Dengan ditundanya pembacaan tuntutan, kuasa hukum terdakwa berharap jaksa penuntut umum (JPU) tidak menuntut dengan Pasal 114 Ayat 2 dan 113 Ayat 2 KUHP.
"Karena pasal ini tuntutannya maksimal hukuman mati," kata kuasa hukum terdakwa Daniel Setiawan di Pengadilan Negeri Jakarta Selatan, Senin (26/2/2018).
Menurutnya, pada sidang-sidang sebelumnya, para saksi dinilai tidak bisa membuktikan para terdakwa sebagai perantara atau pemasok narkoba.
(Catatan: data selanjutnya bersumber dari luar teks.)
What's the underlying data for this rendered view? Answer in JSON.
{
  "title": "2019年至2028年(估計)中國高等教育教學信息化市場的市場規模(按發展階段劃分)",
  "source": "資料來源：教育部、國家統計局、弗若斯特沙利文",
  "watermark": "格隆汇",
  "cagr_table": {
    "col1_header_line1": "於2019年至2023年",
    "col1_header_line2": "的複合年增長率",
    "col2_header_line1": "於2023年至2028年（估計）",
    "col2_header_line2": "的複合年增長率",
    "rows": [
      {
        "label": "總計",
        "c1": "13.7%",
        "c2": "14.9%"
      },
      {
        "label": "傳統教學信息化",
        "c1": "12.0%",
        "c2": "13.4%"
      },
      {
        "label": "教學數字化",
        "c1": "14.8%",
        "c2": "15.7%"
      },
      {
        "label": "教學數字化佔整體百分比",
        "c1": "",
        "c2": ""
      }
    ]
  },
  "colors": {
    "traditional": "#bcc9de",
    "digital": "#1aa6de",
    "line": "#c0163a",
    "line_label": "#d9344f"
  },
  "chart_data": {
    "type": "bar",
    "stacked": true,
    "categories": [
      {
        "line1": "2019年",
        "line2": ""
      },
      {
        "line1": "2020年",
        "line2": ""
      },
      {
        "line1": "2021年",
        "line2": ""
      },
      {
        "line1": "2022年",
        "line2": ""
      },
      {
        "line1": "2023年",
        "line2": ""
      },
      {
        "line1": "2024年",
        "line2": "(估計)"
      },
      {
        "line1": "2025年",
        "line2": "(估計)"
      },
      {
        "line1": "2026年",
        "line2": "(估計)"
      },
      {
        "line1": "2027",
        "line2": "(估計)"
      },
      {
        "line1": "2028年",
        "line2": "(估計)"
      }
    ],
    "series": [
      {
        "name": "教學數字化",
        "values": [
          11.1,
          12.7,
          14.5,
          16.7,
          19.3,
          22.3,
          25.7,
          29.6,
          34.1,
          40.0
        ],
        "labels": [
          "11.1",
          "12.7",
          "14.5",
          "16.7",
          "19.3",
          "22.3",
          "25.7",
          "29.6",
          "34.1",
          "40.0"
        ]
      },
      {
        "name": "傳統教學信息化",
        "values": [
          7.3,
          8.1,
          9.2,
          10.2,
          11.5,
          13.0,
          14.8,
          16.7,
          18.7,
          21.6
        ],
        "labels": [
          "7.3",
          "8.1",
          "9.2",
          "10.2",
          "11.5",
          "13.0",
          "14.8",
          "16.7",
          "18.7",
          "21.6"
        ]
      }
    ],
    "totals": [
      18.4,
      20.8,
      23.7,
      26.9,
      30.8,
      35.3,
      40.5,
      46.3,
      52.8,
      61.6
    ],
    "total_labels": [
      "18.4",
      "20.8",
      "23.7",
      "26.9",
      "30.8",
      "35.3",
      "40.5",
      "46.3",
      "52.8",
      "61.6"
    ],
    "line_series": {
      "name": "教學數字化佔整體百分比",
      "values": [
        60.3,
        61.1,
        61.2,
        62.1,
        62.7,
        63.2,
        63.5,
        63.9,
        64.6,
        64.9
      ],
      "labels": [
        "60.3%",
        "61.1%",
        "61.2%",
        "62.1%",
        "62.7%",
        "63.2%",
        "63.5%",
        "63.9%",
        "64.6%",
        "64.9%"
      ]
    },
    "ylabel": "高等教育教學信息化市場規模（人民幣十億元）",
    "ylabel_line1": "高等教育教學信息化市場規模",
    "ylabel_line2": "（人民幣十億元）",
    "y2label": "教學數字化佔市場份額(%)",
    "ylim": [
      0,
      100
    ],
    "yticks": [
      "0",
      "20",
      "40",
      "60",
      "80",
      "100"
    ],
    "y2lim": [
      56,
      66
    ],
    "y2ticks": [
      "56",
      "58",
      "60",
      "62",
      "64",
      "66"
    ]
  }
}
"Saat saksi-saksi ditanyakan, terutama saksi penyidik dari kepolisian, mereka tidak bisa menunjukkan siapa yang menjual. Kemudian, siapa yang akan membeli di Indonesia dan akan dikirim kemana," ucapnya.
Ia mengatakan, para terdakwa hanya bertidak sebagai kurir yang tidak mengetahui barang yang diantar.
"Saksi-saksi ini mengatakan, mereka hanya mengantar saja. Jadi, bukan mereka penjualnya, bukan mereka juga yang membeli, mereka hanya kurir," ujar Daniel.
Ia mengatakan, fungsi perantara dan kurir berbeda-beda. Perantara, lanjutnya, aktif menghubungi penjual dan pembeli.
Sementara kurir hanya mengantarkan barang yang dipesan melalui aplikasi online.
"Kami optimis bukan tuntutan maksimal tuntutan mati, tetapi masuk ke Pasal 112 Ayat 2 hukumannya seumur hidup," katanya.
Delapan warga Taiwan jadi terdakwa dalam kasus itu. Lima di antaranya berperan sebagai awak kapal Wanderlust yang mengantar sabu ke Anyer, Banten.
Tiga orang lainnya ditangkap saat membawa sabu dalam mobil pada 13 Juli 2017. Mereka kini didakwa dengan pasal 114 juncto pasal 132 Undang-Undang Nomor 35 Tahun 2009 tentang Narkotika.